So today I have had all three of the little rascals to deal with. I took my six-year-old daughter and two-year old twins to soft play. This was my genius idea, I need to do some reading for my next Uni assignment, so I will take it with us and I can read whilst they play. What could go wrong? pretty much nothing.
We got there early, it was nice and quiet and all three nut cases were very excited, except their imbecile dad forgot his wallet. So we had to turn around and go home again (twins screaming all the way, and calling me ‘A meanie’). Twenty minutes later we were back at square one waiting to go in (this time with funds for the job).
In we get and off they go. I started to read but soon had to get them all drinks as they came back, already red-faced and panting, they are hardcore players.

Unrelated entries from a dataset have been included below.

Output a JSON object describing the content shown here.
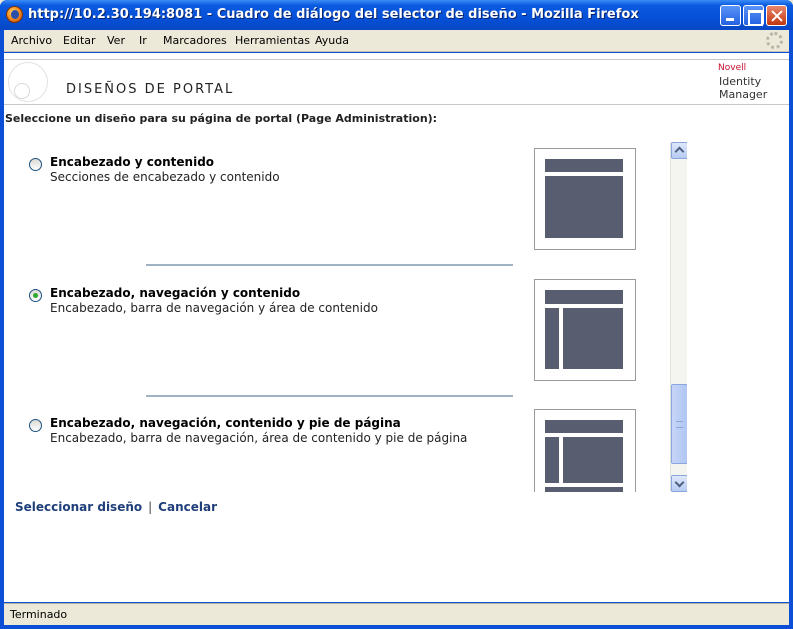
{
  "window": {
    "title": "http://10.2.30.194:8081 - Cuadro de diálogo del selector de diseño - Mozilla Firefox"
  },
  "menu": {
    "items": [
      "Archivo",
      "Editar",
      "Ver",
      "Ir",
      "Marcadores",
      "Herramientas",
      "Ayuda"
    ]
  },
  "banner": {
    "title": "DISEÑOS DE PORTAL",
    "logo_brand": "Novell",
    "logo_line1": "Identity",
    "logo_line2": "Manager"
  },
  "intro": "Seleccione un diseño para su página de portal (Page Administration):",
  "layouts": [
    {
      "title": "Encabezado y contenido",
      "description": "Secciones de encabezado y contenido",
      "selected": false
    },
    {
      "title": "Encabezado, navegación y contenido",
      "description": "Encabezado, barra de navegación y área de contenido",
      "selected": true
    },
    {
      "title": "Encabezado, navegación, contenido y pie de página",
      "description": "Encabezado, barra de navegación, área de contenido y pie de página",
      "selected": false
    }
  ],
  "actions": {
    "select_label": "Seleccionar diseño",
    "separator": "|",
    "cancel_label": "Cancelar"
  },
  "status": "Terminado",
  "colors": {
    "title_bar": "#0550d8",
    "thumbnail_block": "#585d70",
    "link": "#1f3f7a",
    "divider": "#9fb3c4"
  }
}
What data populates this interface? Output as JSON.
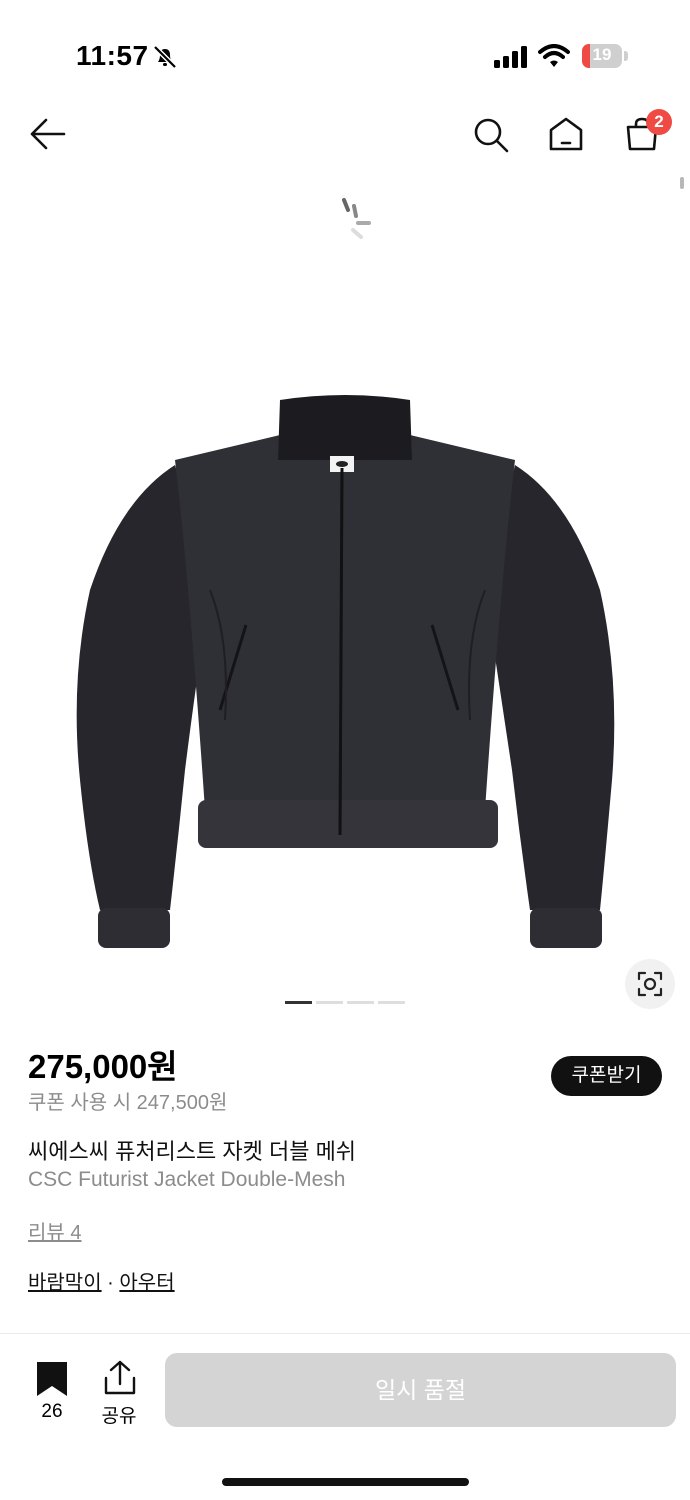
{
  "status_bar": {
    "time": "11:57",
    "battery_level": "19",
    "battery_fraction": 0.19
  },
  "nav": {
    "cart_count": "2"
  },
  "gallery": {
    "image_count": 4,
    "active_index": 0
  },
  "product": {
    "price": "275,000원",
    "coupon_price": "쿠폰 사용 시 247,500원",
    "coupon_button": "쿠폰받기",
    "name_ko": "씨에스씨 퓨처리스트 자켓 더블 메쉬",
    "name_en": "CSC Futurist Jacket Double-Mesh",
    "review": "리뷰 4",
    "categories": [
      "바람막이",
      "아우터"
    ],
    "category_sep": "·"
  },
  "bottom_bar": {
    "bookmark_count": "26",
    "share_label": "공유",
    "cta_label": "일시 품절"
  },
  "colors": {
    "badge": "#ef4a43",
    "cta_disabled": "#d4d4d4",
    "coupon_button_bg": "#111111"
  }
}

As part of my Uni work I am reading a speech about how we are responsible for each and every young persons voice to be head and appreciated. It got me thinking of my brood and just how proud of them and lucky I am. I sometime suffer with SDS Soppy dad syndrome ha ha.
I looked back to me becoming a parent and how my life got flip-turned upside down (just like the Fresh Princes).
I remember the first time I became a dad and it was all a little overwhelming. It was my best friend Chris who gave me some of the best advice I ever received, I will share it with you now, you lucky things. He said, basically, ‘Ignore everyone’s advice, except his and doctors’, he explained (with spooky accuracy) that our families were about to go crazy and we would see them more that ever before, and that they would all tell us what to do and how to do it, but that I should resist this advice and go with what I felt was right. You will nearly always achieve the same outcomes but you will have done it your own way. He told me to remember that I was clever strong and sensible and even after the first day there is no one on the earth that will know that baby better than me and it’s mother.
It was what I needed to hear, because, others advice is how they would do things and if you try it their way and fail, it makes you feel like a failure (pretty much our experience of trying to breast feed, but that’s for another time). So relax think about what you want to achieve, how to achieve it and crack on, if it doesn’t work try something else that makes sense to you, you will get there sooner or later and don’t think there is only one way to do things. Pay attention to the baby cos they get pretty good at telling you if something is working or not.
So that’s my advice to any first time or soon to be parents out there, trust yourself and enjoy it. Don’t ignore everyone around you, you can’t do it without them, listen to their advice but try it your way. Let them know that when you need help you will ask, tell them the best thing they can do is support you, by just being there and listening to you (not forgetting, making you a brew and letting you go for a wee ha ha).
Good luck and good health.
As I sit here, back home and sipping my well deserved cup of tea, I will leave you with the advice I tell myself every day. Don’t think about the destination, instead try to enjoy the journey, it will all be over before we know it.